Rentrée scolaire reportée dans un Liban en pleine crise
La rentrée des classes est officiellement reportée au Liban, alors que le pays sombre dans un chaos économique et social sans précédent. La décision a été annoncée dans la soirée de dimanche, à la veille de la reprise prévue, reportant la rentrée scolaire au 11 octobre prochain.
Un système éducatif à l'arrêt
Le ministère de l'Éducation nationale justifie cette mesure par la nécessité de poursuivre le dialogue constructif avec les représentants des enseignants, qui réclament une revalorisation de leurs salaires. Mais la réalité dépasse largement les simples revendications salariales.
Diana Zein, professeur d'anglais dans un lycée de Beyrouth, décrit une situation catastrophique : "On n'a pas d'électricité, on n'a pas d'essence, alors tu ne peux pas aller à l'école. Il y a des écoles où il n'y a rien : ni manuels scolaires, ni cartables..."
La population au bord de la rupture
Pour de nombreuses familles libanaises, assumer les frais de scolarité et l'achat des fournitures devient impossible. Mohamed, chauffeur de taxi, témoigne : "Les prix ne font qu'augmenter : la nourriture, les habits, l'école. Je fais la queue pendant six ou sept heures pour trouver de l'essence. Je suis fatigué, en colère, mais j'ai une famille, et je dois élever mes enfants."
La pénurie de carburant paralyse le pays, tandis que l'inflation galopante rend la vie quotidienne insupportable pour la majorité de la population.
L'exode massif de la jeunesse
Face à cette situation, de nombreux Libanais choisissent l'exil. Ghadi, 21 ans, a décidé de poursuivre ses études en France, suivant ainsi la voie empruntée par de nombreux jeunes de sa génération.

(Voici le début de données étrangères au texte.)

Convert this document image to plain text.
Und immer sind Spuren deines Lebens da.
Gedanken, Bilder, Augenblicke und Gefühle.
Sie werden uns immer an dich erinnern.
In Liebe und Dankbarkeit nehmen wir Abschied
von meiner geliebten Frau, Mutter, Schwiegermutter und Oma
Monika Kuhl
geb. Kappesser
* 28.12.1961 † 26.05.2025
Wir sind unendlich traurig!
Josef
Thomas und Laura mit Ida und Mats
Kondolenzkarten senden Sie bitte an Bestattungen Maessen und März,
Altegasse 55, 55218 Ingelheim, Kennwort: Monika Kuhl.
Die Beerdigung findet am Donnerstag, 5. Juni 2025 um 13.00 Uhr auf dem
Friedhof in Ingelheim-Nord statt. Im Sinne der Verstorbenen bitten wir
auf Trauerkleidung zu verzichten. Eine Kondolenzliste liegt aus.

Talal, un plombier de 47 ans, raconte son départ imminent avec ses trois enfants : "Il n'y a plus de vie au Liban. J'ai vendu ma voiture, mon téléphone, mes meubles pour payer les billets : 1 000 dollars, pour la Turquie. Là-bas, ce n'est pas cher, il y a la sécurité, l'électricité, de l'essence, du gaz, et les prix n'augmentent pas chaque semaine comme ici."
Une crise sanitaire et politique
Au-delà de la crise économique, les professionnels de santé alertent sur une véritable épidémie de troubles mentaux qui frappe la population libanaise, épuisée par des années de difficultés.

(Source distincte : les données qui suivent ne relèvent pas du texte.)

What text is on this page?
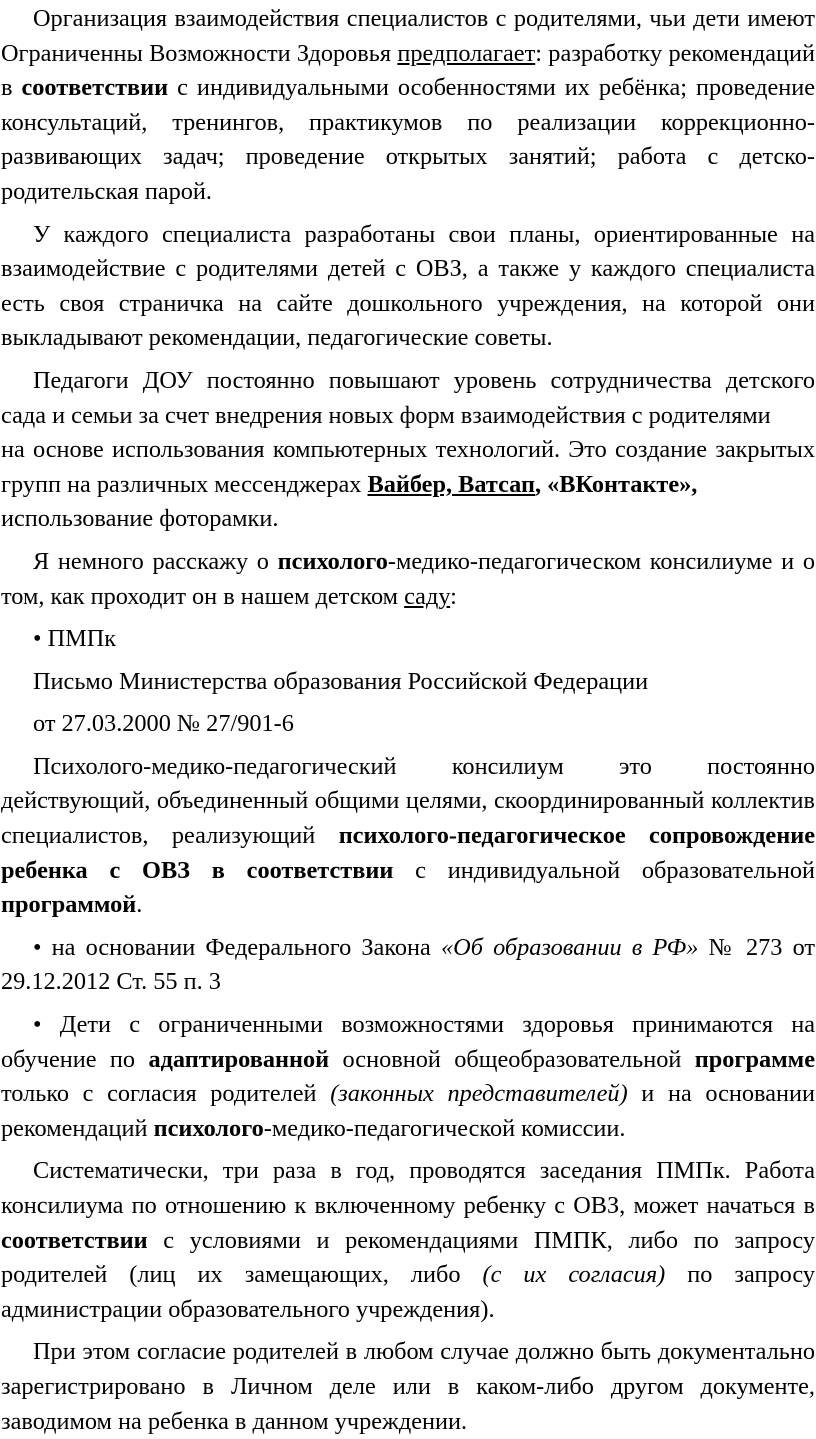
Организация взаимодействия специалистов с родителями, чьи дети имеют Ограниченны Возможности Здоровья предполагает: разработку рекомендаций в соответствии с индивидуальными особенностями их ребёнка; проведение консультаций, тренингов, практикумов по реализации коррекционно-развивающих задач; проведение открытых занятий; работа с детско-родительская парой.

У каждого специалиста разработаны свои планы, ориентированные на взаимодействие с родителями детей с ОВЗ, а также у каждого специалиста есть своя страничка на сайте дошкольного учреждения, на которой они выкладывают рекомендации, педагогические советы.

Педагоги ДОУ постоянно повышают уровень сотрудничества детского
сада и семьи за счет внедрения новых форм взаимодействия с родителями
на основе использования компьютерных технологий. Это создание закрытых
групп на различных мессенджерах Вайбер, Ватсап, «ВКонтакте»,
использование фоторамки.

Я немного расскажу о психолого-медико-педагогическом консилиуме и о том, как проходит он в нашем детском саду:

• ПМПк

Письмо Министерства образования Российской Федерации

от 27.03.2000 № 27/901-6

Психолого-медико-педагогический консилиум это постоянно действующий, объединенный общими целями, скоординированный коллектив специалистов, реализующий психолого-педагогическое сопровождение ребенка с ОВЗ в соответствии с индивидуальной образовательной программой.

• на основании Федерального Закона «Об образовании в РФ» № 273 от 29.12.2012 Ст. 55 п. 3

• Дети с ограниченными возможностями здоровья принимаются на обучение по адаптированной основной общеобразовательной программе только с согласия родителей (законных представителей) и на основании рекомендаций психолого-медико-педагогической комиссии.

Систематически, три раза в год, проводятся заседания ПМПк. Работа консилиума по отношению к включенному ребенку с ОВЗ, может начаться в соответствии с условиями и рекомендациями ПМПК, либо по запросу родителей (лиц их замещающих, либо (с их согласия) по запросу администрации образовательного учреждения).

При этом согласие родителей в любом случае должно быть документально зарегистрировано в Личном деле или в каком-либо другом документе, заводимом на ребенка в данном учреждении.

Sur le plan politique, le Premier ministre Najib Mikati, nommé le 10 septembre après treize mois de vacance du pouvoir, s'est engagé auprès d'Emmanuel Macron à mettre en œuvre les réformes nécessaires "dans les plus proches délais". Le président français a quant à lui déclaré : "La France ne lâchera pas le Liban mais le chemin est ardu, la tâche est difficile", reconnaissant implicitement l'ampleur des défis à relever.
Le Liban se trouve ainsi à un tournant critique de son histoire, avec un système éducatif paralysé, une économie en lambeaux et une population contrainte à l'exode, tandis que les promesses de réformes peinent à convaincre des citoyens désabusés.